Ve siempre con una lista para ir al supermercado

Si vas sin una lista, puedes tirar tu dinero. Por lo tanto, debes preparar una lista de todo lo que necesitas, tomando de tu menú semanal (como lo veremos a continuación) y verificando que no lo tengas en tu despensa, refrigerador o congelador. Asegúrate de no olvidar nada. Ahora apégate a esa lista.

Planifica un menú semanal

Esta es la mejor manera de asegurarse de que tu lista esté completa y de que tengas suficiente para servir la cena familiar de la semana. Planificar un menú semanal, te permitirá comprar para dos semanas a la vez. Asegúrate de planificar una noche de palomitas.
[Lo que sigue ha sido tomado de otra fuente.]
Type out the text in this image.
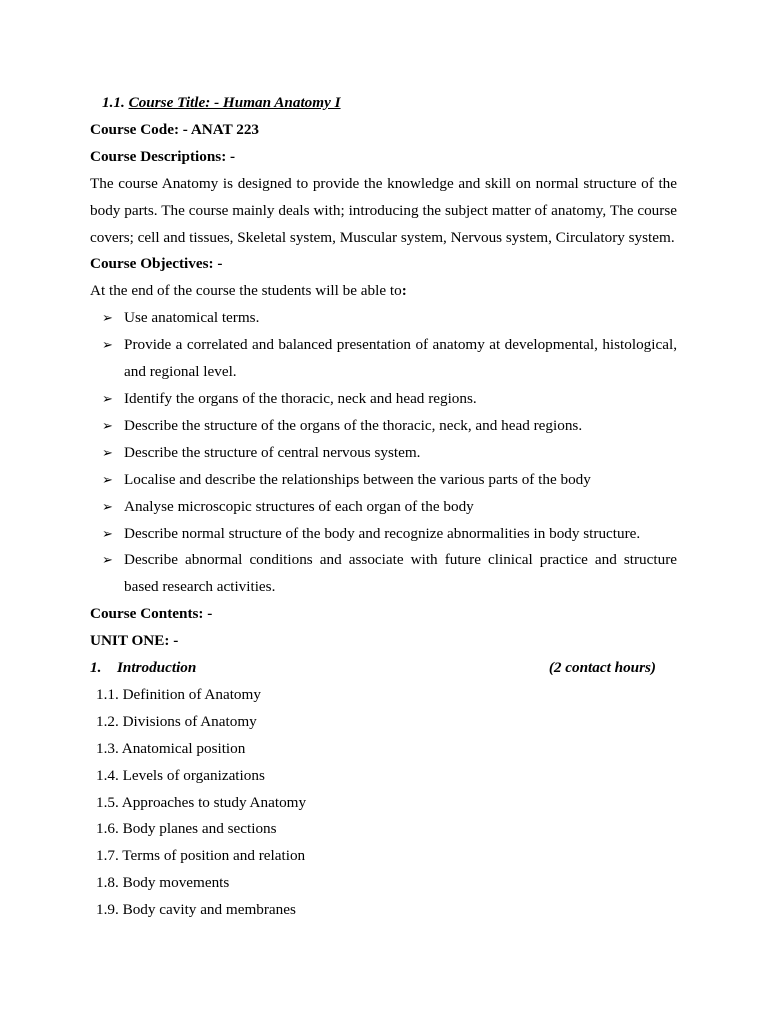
1.1. Course Title: - Human Anatomy I

Course Code: - ANAT 223

Course Descriptions: -

The course Anatomy is designed to provide the knowledge and skill on normal structure of the body parts. The course mainly deals with; introducing the subject matter of anatomy, The course covers; cell and tissues, Skeletal system, Muscular system, Nervous system, Circulatory system.

Course Objectives: -

At the end of the course the students will be able to:

➢ Use anatomical terms.
➢ Provide a correlated and balanced presentation of anatomy at developmental, histological, and regional level.
➢ Identify the organs of the thoracic, neck and head regions.
➢ Describe the structure of the organs of the thoracic, neck, and head regions.
➢ Describe the structure of central nervous system.
➢ Localise and describe the relationships between the various parts of the body
➢ Analyse microscopic structures of each organ of the body
➢ Describe normal structure of the body and recognize abnormalities in body structure.
➢ Describe abnormal conditions and associate with future clinical practice and structure based research activities.

Course Contents: -

UNIT ONE: -

1. Introduction	(2 contact hours)
1.1. Definition of Anatomy
1.2. Divisions of Anatomy
1.3. Anatomical position
1.4. Levels of organizations
1.5. Approaches to study Anatomy
1.6. Body planes and sections
1.7. Terms of position and relation
1.8. Body movements
1.9. Body cavity and membranes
No vayas cuando tengas hambre

Este es un consejo común, pero es cierto. Cuando tienes hambre, quieres comprar todo tipo de chatarra. Terminarás gastando mucho más. Por eso te recomendamos comer una buena comida primero y será más probable que te concentres en tu lista.

Ten a la mano un presupuesto cuando vayas al supermercado

Así cuando vayas a la tienda, sabrás exactamente cuánto puedes gastar. Después de todo, harás todo lo posible para mantenerte dentro de ese límite. Si no sabes cuánto puedes gastar, seguramente gastarás demasiado.

Haz una cuenta aproximada

En relación con el consejo anterior, si deseas mantenerte dentro de un presupuesto, es mejor saber dónde te encuentras. Luego, cuando puedas ver que podría sobrarte cambio, puedes decidir si realmente necesitas esos gustos culposos. Si los precios que calcularás tienen centavos, te recomendamos ampliamente redondear a centavos.